Do not perform reverse update weights. #13364

cainiao123s · 2024-06-04T16:11:09Z

Search before asking

I have searched the YOLOv8 issues and discussions and found no similar questions.

Question

Due to certain special needs, I don't need to update the model parameters, so I made a series of modifications to the training part of the code to some extent to meet my requirements, but I encountered a new problem. The loss calculated for each Epoch when the model parameters are not updated is not the same. After multiple calculations, the results are as follows each time:

loss_items: tensor([0.6322, 4.5460, 1.3188])	loss_items: tensor([2.1151, 5.2178, 2.1823])	loss_items: tensor([0.6720, 5.1917, 1.3830])
loss_items: tensor([1.8331, 4.7669, 2.0235])	loss_items: tensor([0.7512, 4.4382, 0.9191])	loss_items: tensor([2.5066, 3.5849, 2.0813])
loss_items: tensor([0.9504, 4.8735, 1.2347])	loss_items: tensor([0.3070, 4.8387, 1.1524])	loss_items: tensor([0.7035, 5.8424, 0.9036])
loss_items: tensor([2.0359, 4.1217, 1.7355])	loss_items: tensor([2.2144, 3.5352, 2.1413])	loss_items: tensor([1.7366, 4.7452, 1.9406])

Here is the training code:
from ultralytics.models.yolo.detect import DetectionTrainer
if name == 'main':

args = dict(model='yolov8s.pt', data='coco8.yaml', epochs=3, amp=False, batch=1,device='cpu',translate=0.0, scale=0.0)
trainer = DetectionTrainer(overrides=args)
train_generator = trainer._do_train()


def _do_train_(self, world_size=1):
    import random
    random.seed(0)
    torch.manual_seed(0)
    if torch.cuda.is_available():
        torch.cuda.manual_seed_all(0)
    torch.backends.cudnn.deterministic = True
    torch.backends.cudnn.benchmark = False

    self._setup_train(world_size)

    nb = len(self.train_loader)  # number of batches
    nw = max(round(self.args.warmup_epochs * nb), 100) if self.args.warmup_epochs > 0 else -1  # warmup iterations
    LOGGER.info(f'Image sizes {self.args.imgsz} train, {self.args.imgsz} val\n'
                f'Using {self.train_loader.num_workers * (world_size or 1)} dataloader workers\n'
                f"Logging results to {colorstr('bold', self.save_dir)}\n"
                f'Starting training for {self.epochs} epochs...')
    if self.args.close_mosaic:
        base_idx = (self.epochs - self.args.close_mosaic) * nb
        self.plot_idx.extend([base_idx, base_idx + 1, base_idx + 2])
    epoch = self.epochs  # predefine for resume fully trained model edge cases
    for epoch in range(self.start_epoch, self.epochs):
        self.epoch = epoch
        self.model.train()
        pbar = enumerate(self.train_loader)

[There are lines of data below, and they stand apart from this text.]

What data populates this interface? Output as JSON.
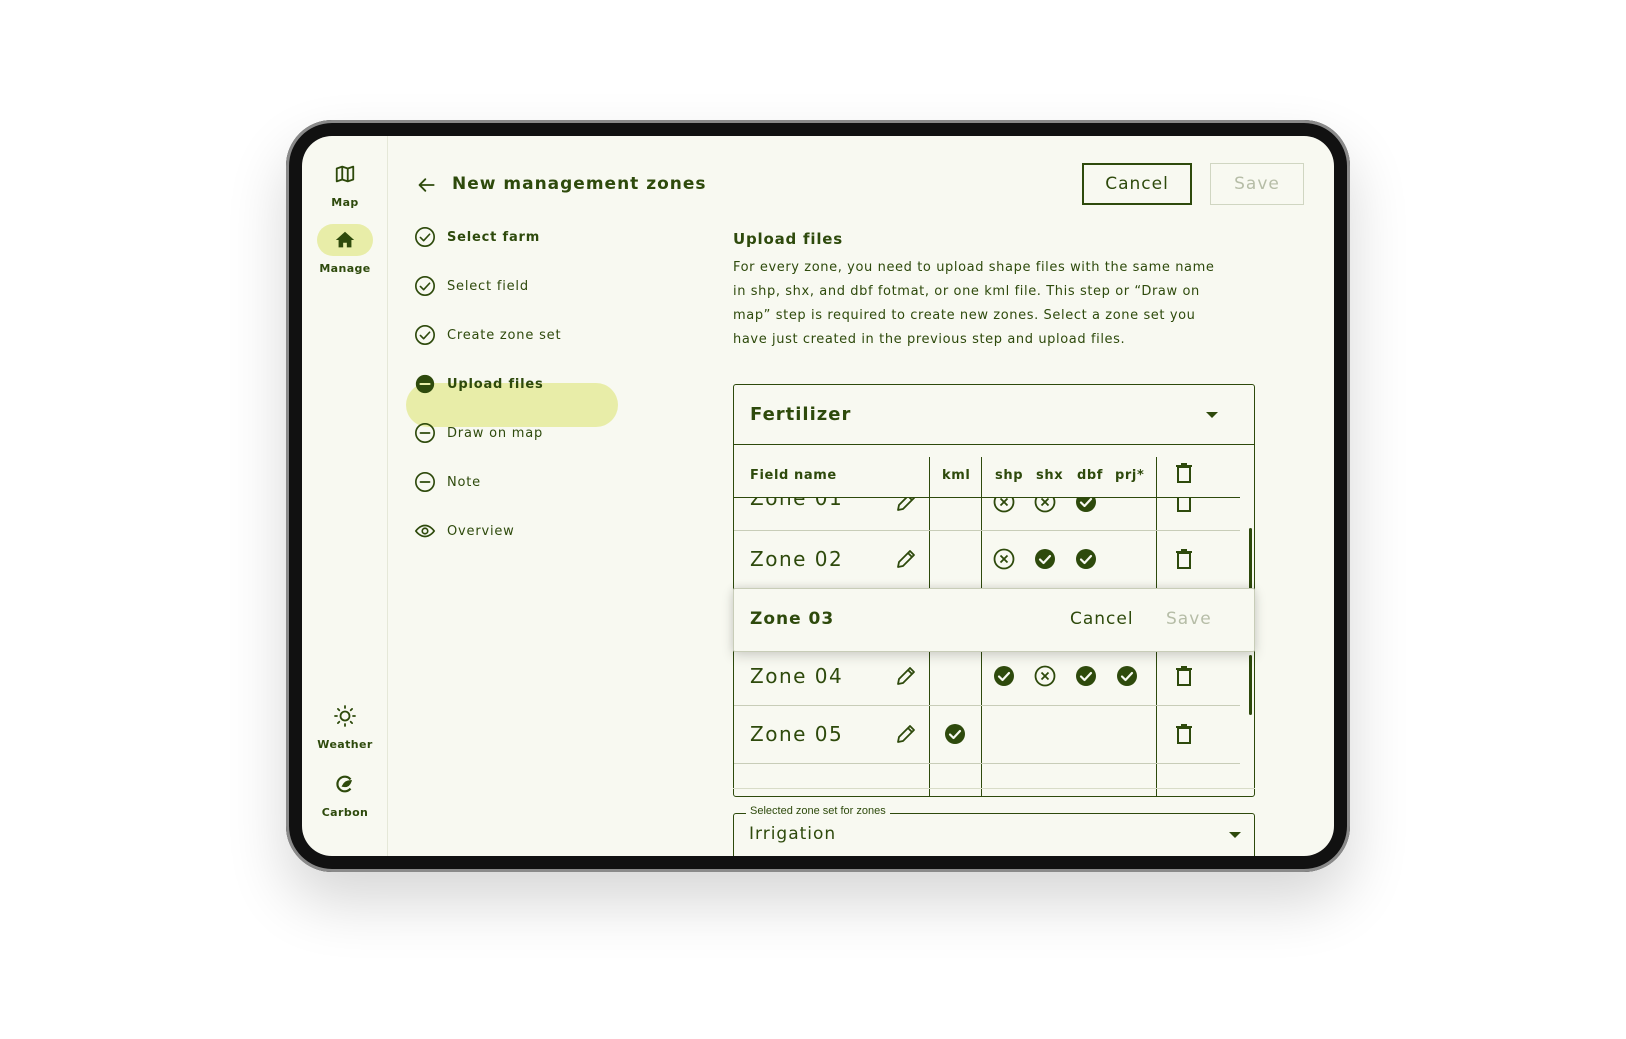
{
  "rail": {
    "items": [
      {
        "label": "Map",
        "icon": "map-icon"
      },
      {
        "label": "Manage",
        "icon": "home-icon",
        "active": true
      },
      {
        "label": "Weather",
        "icon": "sun-icon"
      },
      {
        "label": "Carbon",
        "icon": "carbon-icon"
      }
    ]
  },
  "header": {
    "title": "New management zones",
    "cancel_label": "Cancel",
    "save_label": "Save"
  },
  "steps": [
    {
      "label": "Select farm",
      "status": "done"
    },
    {
      "label": "Select field",
      "status": "done"
    },
    {
      "label": "Create zone set",
      "status": "done"
    },
    {
      "label": "Upload files",
      "status": "current"
    },
    {
      "label": "Draw on map",
      "status": "todo"
    },
    {
      "label": "Note",
      "status": "todo"
    },
    {
      "label": "Overview",
      "status": "view"
    }
  ],
  "upload": {
    "title": "Upload files",
    "description": "For every zone, you need to upload shape files with the same name in shp, shx, and dbf fotmat, or one kml file. This step or “Draw on map” step is required to create  new zones. Select a zone set you have just created in the previous step and upload files."
  },
  "zone_table": {
    "title": "Fertilizer",
    "columns": [
      "Field name",
      "kml",
      "shp",
      "shx",
      "dbf",
      "prj*"
    ],
    "rows": [
      {
        "name": "Zone 01",
        "kml": null,
        "shp": "missing",
        "shx": "missing",
        "dbf": "ok",
        "prj": null
      },
      {
        "name": "Zone 02",
        "kml": null,
        "shp": "missing",
        "shx": "ok",
        "dbf": "ok",
        "prj": null
      },
      {
        "name": "Zone 04",
        "kml": null,
        "shp": "ok",
        "shx": "missing",
        "dbf": "ok",
        "prj": "ok"
      },
      {
        "name": "Zone 05",
        "kml": "ok",
        "shp": null,
        "shx": null,
        "dbf": null,
        "prj": null
      }
    ],
    "editing_row": {
      "name": "Zone 03",
      "cancel_label": "Cancel",
      "save_label": "Save"
    }
  },
  "zone_set_select": {
    "label": "Selected zone set for zones",
    "value": "Irrigation"
  },
  "colors": {
    "primary": "#2e4a0c",
    "accent": "#e8eda8",
    "background": "#f8f9f1",
    "disabled": "#b6bda7"
  }
}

        if RANK in (-1, 0):
            LOGGER.info(self.progress_string())
            pbar = TQDM(enumerate(self.train_loader), total=nb)
        self.tloss = None
        with torch.no_grad():
            for i, batch in pbar:
                # Forward
                with torch.cuda.amp.autocast(self.amp):
                    batch = self.preprocess_batch(batch)
                    self.loss, self.loss_items = self.model(batch)
                    print('loss_items:',self.loss_items)

Additional

No response

The text was updated successfully, but these errors were encountered:

glenn-jocher · 2024-06-04T22:20:22Z

@cainiao123s hello,

Thank you for providing detailed information about your issue. It seems you are encountering variability in loss values across epochs even though the model parameters are not being updated. This can happen due to several reasons, even with a fixed seed:

Data Loading: If there's any randomness in the way data is loaded or augmented during training, this could lead to variations in the loss. Since you've disabled parameter updates, the model itself should not be changing, but the input data might be.
Floating Point Precision: Operations on CPUs and GPUs can have slight differences in floating point precision, which might cause minor variations in computed loss.
Environment Factors: Other factors such as underlying library updates, OS-level updates, or hardware-specific optimizations might also influence results.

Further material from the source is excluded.